A deposição do lixo da cidade de São Paulo - Um problema, no mínimo, estadual.

Considerando que acabei de postar sobre o "Movimento Lixão + 1, não!", que combate a instalação de outro lixão na cidade de São Paulo, aproveito o tema para tecer alguns comentários e apresentar sugestões:
a) O volume de lixo produzido atualmente pela megalópole de São Paulo já não pode mais ser tratado como um problema municipal, meramente local. Em qualquer lugar da grande São Paulo que a PMSP deseje depositar resíduos, ocasionará impacto socioambiental com escala estadual, o que implica dizer que o problema é no mínimo do Estado, por obviamente atingir municipios limítrofes.

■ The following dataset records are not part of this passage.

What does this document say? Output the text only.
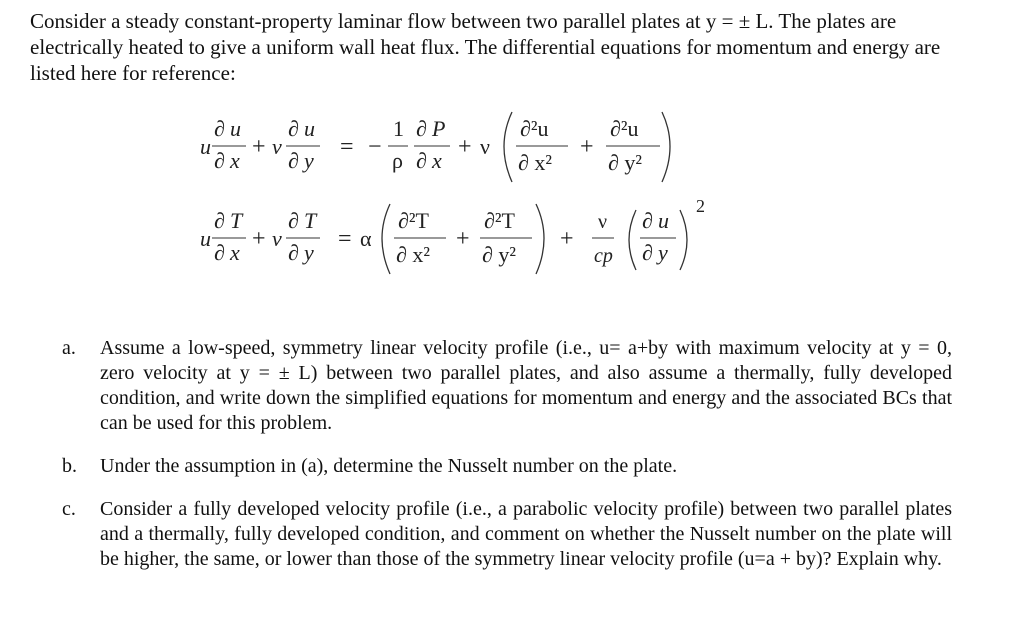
Consider a steady constant-property laminar flow between two parallel plates at y = ± L. The plates are electrically heated to give a uniform wall heat flux. The differential equations for momentum and energy are listed here for reference:
u
∂ u
∂ x
+ v
∂ u
∂ y
= −
1
ρ
∂ P
∂ x
+ ν
∂²u
∂ x²
+
∂²u
∂ y²
u
∂ T
∂ x
+ v
∂ T
∂ y
= α
∂²T
∂ x²
+
∂²T
∂ y²
+
ν
cp
∂ u
∂ y
2
a.	Assume a low-speed, symmetry linear velocity profile (i.e., u= a+by with maximum velocity at y = 0, zero velocity at y = ± L) between two parallel plates, and also assume a thermally, fully developed condition, and write down the simplified equations for momentum and energy and the associated BCs that can be used for this problem.
b.	Under the assumption in (a), determine the Nusselt number on the plate.
c.	Consider a fully developed velocity profile (i.e., a parabolic velocity profile) between two parallel plates and a thermally, fully developed condition, and comment on whether the Nusselt number on the plate will be higher, the same, or lower than those of the symmetry linear velocity profile (u=a + by)? Explain why.
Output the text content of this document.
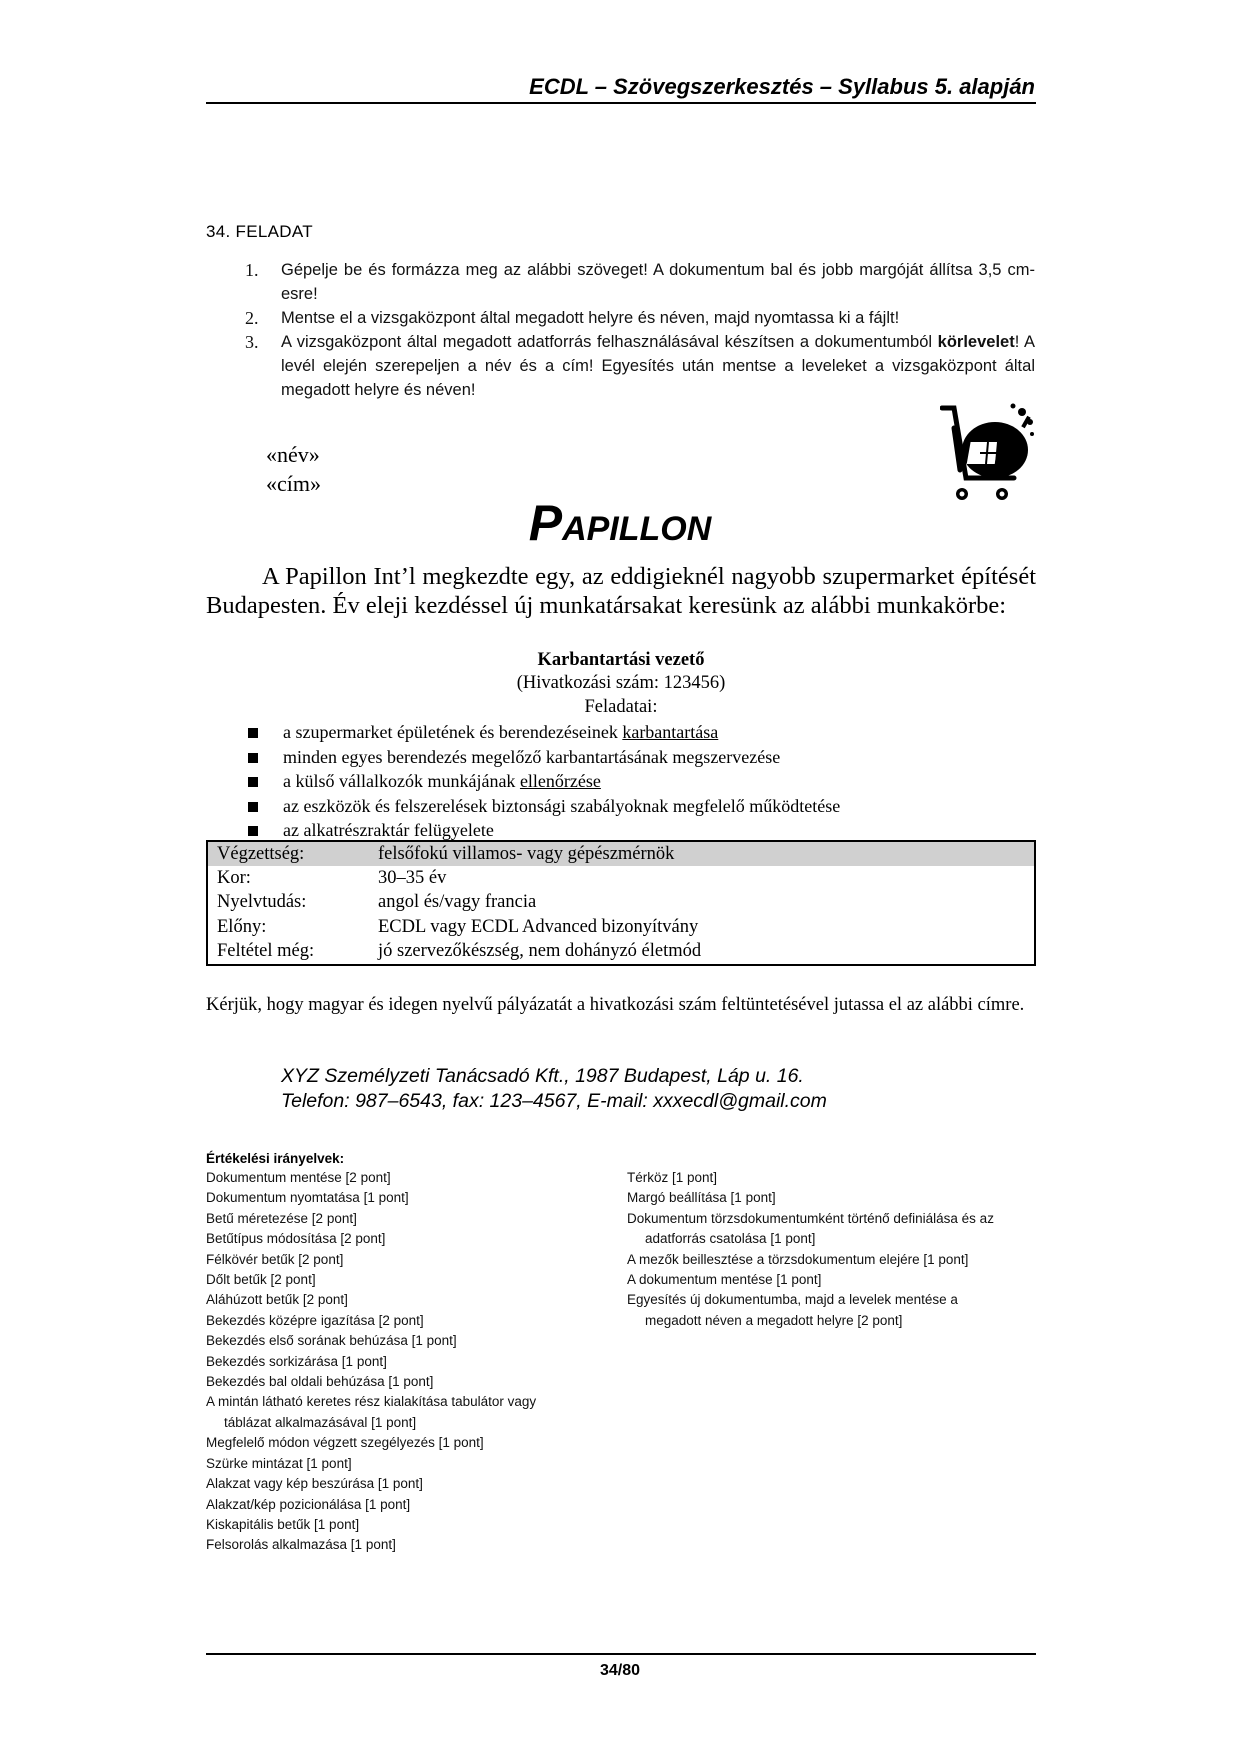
ECDL – Szövegszerkesztés – Syllabus 5. alapján
34. FELADAT
1. Gépelje be és formázza meg az alábbi szöveget! A dokumentum bal és jobb margóját állítsa 3,5 cm-esre!
2. Mentse el a vizsgaközpont által megadott helyre és néven, majd nyomtassa ki a fájlt!
3. A vizsgaközpont által megadott adatforrás felhasználásával készítsen a dokumentumból körlevelet! A levél elején szerepeljen a név és a cím! Egyesítés után mentse a leveleket a vizsgaközpont által megadott helyre és néven!
«név»
«cím»
PAPILLON
A Papillon Int’l megkezdte egy, az eddigieknél nagyobb szupermarket építését Budapesten. Év eleji kezdéssel új munkatársakat keresünk az alábbi munkakörbe:
Karbantartási vezető
(Hivatkozási szám: 123456)
Feladatai:
a szupermarket épületének és berendezéseinek karbantartása
minden egyes berendezés megelőző karbantartásának megszervezése
a külső vállalkozók munkájának ellenőrzése
az eszközök és felszerelések biztonsági szabályoknak megfelelő működtetése
az alkatrészraktár felügyelete
Végzettség:	felsőfokú villamos- vagy gépészmérnök
Kor:	30–35 év
Nyelvtudás:	angol és/vagy francia
Előny:	ECDL vagy ECDL Advanced bizonyítvány
Feltétel még:	jó szervezőkészség, nem dohányzó életmód
Kérjük, hogy magyar és idegen nyelvű pályázatát a hivatkozási szám feltüntetésével jutassa el az alábbi címre.
XYZ Személyzeti Tanácsadó Kft., 1987 Budapest, Láp u. 16.
Telefon: 987–6543, fax: 123–4567, E-mail: xxxecdl@gmail.com
Értékelési irányelvek:
Dokumentum mentése [2 pont]
Dokumentum nyomtatása [1 pont]
Betű méretezése [2 pont]
Betűtípus módosítása [2 pont]
Félkövér betűk [2 pont]
Dőlt betűk [2 pont]
Aláhúzott betűk [2 pont]
Bekezdés középre igazítása [2 pont]
Bekezdés első sorának behúzása [1 pont]
Bekezdés sorkizárása [1 pont]
Bekezdés bal oldali behúzása [1 pont]
A mintán látható keretes rész kialakítása tabulátor vagy táblázat alkalmazásával [1 pont]
Megfelelő módon végzett szegélyezés [1 pont]
Szürke mintázat [1 pont]
Alakzat vagy kép beszúrása [1 pont]
Alakzat/kép pozicionálása [1 pont]
Kiskapitális betűk [1 pont]
Felsorolás alkalmazása [1 pont]
Térköz [1 pont]
Margó beállítása [1 pont]
Dokumentum törzsdokumentumként történő definiálása és az adatforrás csatolása [1 pont]
A mezők beillesztése a törzsdokumentum elejére [1 pont]
A dokumentum mentése [1 pont]
Egyesítés új dokumentumba, majd a levelek mentése a megadott néven a megadott helyre [2 pont]
34/80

b) Existia, algum tempo atrás, um protocolo firmado entre a PMSP e a CETESB, que previa a deposição de resíduos em troca do tratamento do chorrume. Embora não se saiba da legalidade de tal "protocolo" e se ainda está em vigor, o documento já demonstrava a necessidade da atuação conjunta dos departamentos municipais e estaduais.
c) Cabe dizer que talvez o ideal seja depositar o lixo em algum lugar distante dos grandes centros urbanos, mas que ao mesmo tempo seja logística e legalmente viável. Devem existir dezenas de locais em cidades próximas, que talvez se interessem e sejam apropriadas para a deposição e o tratamento de resíduos.
d) O tema resíduos e aterros liga-se diretamente às questões de meio-ambiente. Sugere-se às autoridades que busquem o excelente trabalho acadêmico do Prof. Dr. André Lima, intitulado "Zoneamento Ecológico-Econômico e os Direitos Socioambientais". O Prof. André possui enfoques profundos e atualíssimos , é ligado a ONG ISA - Instituto Socioambiental (www.socioambiental.org) e seu extenso trabalho está em fase de publicação.
e) É necessário que o cidadão seja continuamente esclarecido e educado no tocante ao lixo que produz, devendo participar ativamente em sua redução. Embora pareça uma tarefa incômoda e malcheirosa, é uma providência cidadã.